US Adds Import Duty To Bombardier CSeries, Now 300 Percent

October 6, 2017

The US Commerce Department has added to Canadian plane maker Bombardier’s problems with the announcement of a further import duty on its CSeries aircraft.

The department proposed a duty of 79.82 percent in a preliminary determination in its antidumping investigation of 100- to 150-seat large civil aircraft imported from Canada. The duty comes on top of a 219.63 percent duty announced last week for “countervailable subsidies” in financing the CSeries aircraft.

Bombardier “strongly disagreed” with the preliminary decision saying it “represents an egregious overreach and misapplication of the US trade laws in an apparent attempt to block the CSeries aircraft from entering the US market.”

Boeing petitioned the Commerce Department earlier this year alleging that Bombardier had sold 75 CSeries aircraft to Delta Air Lines at a cost that amounted to dumping.
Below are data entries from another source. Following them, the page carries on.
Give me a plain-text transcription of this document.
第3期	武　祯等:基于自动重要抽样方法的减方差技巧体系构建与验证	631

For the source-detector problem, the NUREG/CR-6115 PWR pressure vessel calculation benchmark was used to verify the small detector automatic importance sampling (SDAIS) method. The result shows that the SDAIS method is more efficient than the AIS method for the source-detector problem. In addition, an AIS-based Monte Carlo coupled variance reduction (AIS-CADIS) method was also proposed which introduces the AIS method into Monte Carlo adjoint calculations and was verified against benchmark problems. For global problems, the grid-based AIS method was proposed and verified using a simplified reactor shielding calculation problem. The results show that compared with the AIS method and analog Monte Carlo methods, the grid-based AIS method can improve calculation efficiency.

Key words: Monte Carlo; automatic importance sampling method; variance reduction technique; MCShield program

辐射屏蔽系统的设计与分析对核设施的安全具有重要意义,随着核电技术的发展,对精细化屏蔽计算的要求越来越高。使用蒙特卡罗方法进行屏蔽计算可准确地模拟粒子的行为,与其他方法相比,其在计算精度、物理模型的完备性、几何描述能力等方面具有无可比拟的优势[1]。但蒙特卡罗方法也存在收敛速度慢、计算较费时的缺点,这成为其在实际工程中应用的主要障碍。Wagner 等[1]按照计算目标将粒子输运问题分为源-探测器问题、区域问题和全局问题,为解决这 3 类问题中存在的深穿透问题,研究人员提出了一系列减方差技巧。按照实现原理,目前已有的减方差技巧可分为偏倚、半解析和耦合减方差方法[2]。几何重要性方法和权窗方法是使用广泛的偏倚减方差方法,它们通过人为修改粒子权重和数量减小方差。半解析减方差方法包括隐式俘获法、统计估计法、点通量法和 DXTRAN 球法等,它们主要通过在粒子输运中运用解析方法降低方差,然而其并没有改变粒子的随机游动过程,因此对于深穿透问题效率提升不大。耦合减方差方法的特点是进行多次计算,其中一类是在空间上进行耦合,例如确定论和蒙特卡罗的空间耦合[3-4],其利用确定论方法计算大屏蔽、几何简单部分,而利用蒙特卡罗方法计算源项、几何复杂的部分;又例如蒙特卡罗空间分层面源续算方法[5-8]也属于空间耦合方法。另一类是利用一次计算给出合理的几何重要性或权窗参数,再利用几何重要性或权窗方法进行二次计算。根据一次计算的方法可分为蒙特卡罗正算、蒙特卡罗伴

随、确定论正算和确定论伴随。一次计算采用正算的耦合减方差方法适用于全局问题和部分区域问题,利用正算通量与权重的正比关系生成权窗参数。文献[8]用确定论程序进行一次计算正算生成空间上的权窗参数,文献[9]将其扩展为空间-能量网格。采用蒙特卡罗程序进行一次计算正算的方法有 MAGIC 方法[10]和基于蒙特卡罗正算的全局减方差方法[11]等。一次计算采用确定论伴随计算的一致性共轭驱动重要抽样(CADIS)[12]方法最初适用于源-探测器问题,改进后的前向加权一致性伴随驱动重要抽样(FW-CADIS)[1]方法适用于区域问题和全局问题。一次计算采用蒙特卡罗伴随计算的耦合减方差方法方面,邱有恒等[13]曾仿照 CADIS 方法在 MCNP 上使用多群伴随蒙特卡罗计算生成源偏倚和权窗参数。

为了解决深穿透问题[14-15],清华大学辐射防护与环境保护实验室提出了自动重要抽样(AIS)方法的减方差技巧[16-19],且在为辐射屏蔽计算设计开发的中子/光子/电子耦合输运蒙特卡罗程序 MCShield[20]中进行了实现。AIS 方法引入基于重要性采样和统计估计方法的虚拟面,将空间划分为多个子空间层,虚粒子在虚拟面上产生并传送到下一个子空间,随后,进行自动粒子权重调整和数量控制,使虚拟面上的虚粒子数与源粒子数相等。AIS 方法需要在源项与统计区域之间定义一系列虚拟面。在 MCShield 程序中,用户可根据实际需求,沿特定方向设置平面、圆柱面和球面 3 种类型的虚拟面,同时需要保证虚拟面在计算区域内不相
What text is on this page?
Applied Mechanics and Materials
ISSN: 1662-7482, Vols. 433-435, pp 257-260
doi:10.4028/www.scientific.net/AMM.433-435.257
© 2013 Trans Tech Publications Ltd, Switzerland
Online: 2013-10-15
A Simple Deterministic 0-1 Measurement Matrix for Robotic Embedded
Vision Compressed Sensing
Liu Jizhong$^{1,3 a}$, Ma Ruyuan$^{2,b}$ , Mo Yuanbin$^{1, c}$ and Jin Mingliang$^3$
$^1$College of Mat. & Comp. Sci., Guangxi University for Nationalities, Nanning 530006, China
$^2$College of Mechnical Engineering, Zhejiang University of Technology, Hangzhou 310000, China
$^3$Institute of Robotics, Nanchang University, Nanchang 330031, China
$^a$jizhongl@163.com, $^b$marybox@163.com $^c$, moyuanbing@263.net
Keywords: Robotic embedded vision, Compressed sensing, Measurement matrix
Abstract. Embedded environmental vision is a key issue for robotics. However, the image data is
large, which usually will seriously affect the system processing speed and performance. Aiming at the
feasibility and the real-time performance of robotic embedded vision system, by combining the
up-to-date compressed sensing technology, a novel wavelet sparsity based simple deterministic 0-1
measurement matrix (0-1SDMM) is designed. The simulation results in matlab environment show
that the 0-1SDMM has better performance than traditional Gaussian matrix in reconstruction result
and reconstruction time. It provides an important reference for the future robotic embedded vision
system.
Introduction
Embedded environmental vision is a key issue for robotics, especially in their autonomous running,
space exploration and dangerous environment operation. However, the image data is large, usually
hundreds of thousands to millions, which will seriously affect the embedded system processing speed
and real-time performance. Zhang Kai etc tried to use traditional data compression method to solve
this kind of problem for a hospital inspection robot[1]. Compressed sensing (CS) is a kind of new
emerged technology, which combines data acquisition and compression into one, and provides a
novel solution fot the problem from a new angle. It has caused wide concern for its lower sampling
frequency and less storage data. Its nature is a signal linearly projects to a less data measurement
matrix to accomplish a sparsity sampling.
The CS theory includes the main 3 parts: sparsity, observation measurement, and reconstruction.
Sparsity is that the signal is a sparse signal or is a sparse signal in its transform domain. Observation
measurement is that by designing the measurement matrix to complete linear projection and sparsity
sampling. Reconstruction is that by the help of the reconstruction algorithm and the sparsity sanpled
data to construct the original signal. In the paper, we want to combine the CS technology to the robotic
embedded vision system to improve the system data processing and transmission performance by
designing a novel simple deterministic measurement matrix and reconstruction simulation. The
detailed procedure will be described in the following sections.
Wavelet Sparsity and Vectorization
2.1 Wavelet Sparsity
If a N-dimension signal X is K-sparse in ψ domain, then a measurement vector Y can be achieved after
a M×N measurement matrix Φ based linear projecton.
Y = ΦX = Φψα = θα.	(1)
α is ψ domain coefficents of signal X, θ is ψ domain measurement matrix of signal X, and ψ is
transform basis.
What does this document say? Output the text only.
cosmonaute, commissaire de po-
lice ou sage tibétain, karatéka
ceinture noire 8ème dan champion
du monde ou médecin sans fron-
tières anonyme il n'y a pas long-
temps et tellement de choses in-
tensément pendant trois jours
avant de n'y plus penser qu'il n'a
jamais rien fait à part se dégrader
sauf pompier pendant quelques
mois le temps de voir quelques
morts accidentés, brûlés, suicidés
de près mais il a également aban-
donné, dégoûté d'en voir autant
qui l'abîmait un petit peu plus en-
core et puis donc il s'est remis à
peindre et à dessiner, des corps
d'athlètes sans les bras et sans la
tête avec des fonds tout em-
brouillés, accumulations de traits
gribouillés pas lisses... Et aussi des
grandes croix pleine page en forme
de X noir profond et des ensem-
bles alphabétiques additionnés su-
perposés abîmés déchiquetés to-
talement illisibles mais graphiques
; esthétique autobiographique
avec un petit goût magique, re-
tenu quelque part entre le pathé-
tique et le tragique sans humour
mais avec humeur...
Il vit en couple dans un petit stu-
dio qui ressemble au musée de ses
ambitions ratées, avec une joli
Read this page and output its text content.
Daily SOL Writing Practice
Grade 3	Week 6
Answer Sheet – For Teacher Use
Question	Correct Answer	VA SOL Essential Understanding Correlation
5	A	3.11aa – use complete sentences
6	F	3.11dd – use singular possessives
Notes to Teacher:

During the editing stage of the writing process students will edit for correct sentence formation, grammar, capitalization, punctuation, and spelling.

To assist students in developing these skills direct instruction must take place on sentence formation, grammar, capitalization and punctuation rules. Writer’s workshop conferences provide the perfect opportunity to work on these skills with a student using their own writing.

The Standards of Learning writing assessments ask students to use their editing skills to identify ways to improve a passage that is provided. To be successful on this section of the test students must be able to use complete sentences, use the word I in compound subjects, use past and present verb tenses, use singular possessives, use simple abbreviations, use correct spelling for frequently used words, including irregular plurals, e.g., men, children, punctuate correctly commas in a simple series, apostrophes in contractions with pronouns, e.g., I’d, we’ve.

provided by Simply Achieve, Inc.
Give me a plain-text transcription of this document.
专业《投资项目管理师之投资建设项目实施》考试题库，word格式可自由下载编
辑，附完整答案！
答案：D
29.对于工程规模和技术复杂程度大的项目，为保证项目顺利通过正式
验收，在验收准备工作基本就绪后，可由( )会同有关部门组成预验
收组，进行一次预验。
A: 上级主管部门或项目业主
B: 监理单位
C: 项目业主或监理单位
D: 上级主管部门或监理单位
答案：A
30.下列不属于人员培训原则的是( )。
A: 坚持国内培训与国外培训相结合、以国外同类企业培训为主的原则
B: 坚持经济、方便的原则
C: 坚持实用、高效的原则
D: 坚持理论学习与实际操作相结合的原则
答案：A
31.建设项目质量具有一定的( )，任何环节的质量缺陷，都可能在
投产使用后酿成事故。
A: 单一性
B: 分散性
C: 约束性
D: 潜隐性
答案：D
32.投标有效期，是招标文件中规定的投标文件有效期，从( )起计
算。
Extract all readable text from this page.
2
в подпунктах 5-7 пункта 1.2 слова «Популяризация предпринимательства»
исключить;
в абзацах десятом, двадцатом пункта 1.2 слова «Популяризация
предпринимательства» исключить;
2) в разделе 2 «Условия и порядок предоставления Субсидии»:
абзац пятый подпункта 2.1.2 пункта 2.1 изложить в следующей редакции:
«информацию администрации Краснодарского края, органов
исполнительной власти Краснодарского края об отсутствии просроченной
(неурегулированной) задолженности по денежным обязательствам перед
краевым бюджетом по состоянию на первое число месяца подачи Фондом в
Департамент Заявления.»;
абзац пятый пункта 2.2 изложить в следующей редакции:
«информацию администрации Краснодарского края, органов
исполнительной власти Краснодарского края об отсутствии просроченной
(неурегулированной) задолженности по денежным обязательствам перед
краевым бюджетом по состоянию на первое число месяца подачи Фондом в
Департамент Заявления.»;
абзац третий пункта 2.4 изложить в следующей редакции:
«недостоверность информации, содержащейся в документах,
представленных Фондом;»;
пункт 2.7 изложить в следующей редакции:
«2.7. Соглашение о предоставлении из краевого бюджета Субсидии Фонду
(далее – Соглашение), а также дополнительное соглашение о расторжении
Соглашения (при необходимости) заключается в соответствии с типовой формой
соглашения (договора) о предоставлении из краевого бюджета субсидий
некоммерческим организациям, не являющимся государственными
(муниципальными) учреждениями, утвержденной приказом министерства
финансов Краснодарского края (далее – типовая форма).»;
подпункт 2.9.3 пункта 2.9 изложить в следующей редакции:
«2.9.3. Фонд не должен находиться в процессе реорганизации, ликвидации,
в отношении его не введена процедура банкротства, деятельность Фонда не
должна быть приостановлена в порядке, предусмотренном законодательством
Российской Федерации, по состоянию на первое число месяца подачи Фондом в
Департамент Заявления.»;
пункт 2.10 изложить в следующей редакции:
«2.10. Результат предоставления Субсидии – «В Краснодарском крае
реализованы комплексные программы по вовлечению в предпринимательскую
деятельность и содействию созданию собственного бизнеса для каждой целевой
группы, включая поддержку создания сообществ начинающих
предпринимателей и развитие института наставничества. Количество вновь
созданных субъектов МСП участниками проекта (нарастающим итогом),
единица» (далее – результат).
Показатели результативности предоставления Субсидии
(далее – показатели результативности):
The total list price value of the order is USD$5.38 billion, or $71.8 million per aircraft, but Boeing said the price paid was $19.6 million per aircraft.

The Commerce Department said it based its preliminary ruling partly because Bombardier had failed to provide information requested by the department.

Bombardier disputed that saying “Commerce’s statement that Bombardier is not cooperating with the investigation is a disingenuous attempt to distract from the agency’s misguided focus on hypothetical production costs and sales prices for aircraft that will be imported into the United States far in the future.”

Bombardier said aircraft programmes cost billions of dollars and take years to provide a financial return on the investment. “By limiting its antidumping investigation to a short 12-month period at the very beginning of the CSeries programme, Commerce has taken a path that inevitably would result in a deeply distorted finding.”

The Commerce Department’s import duties apply not just to Bombardier, but all aircraft of that size imported into the US from Canada. The duties will only take effect if the US International Trade Commission rules in favour of Boeing in a final decision due next year.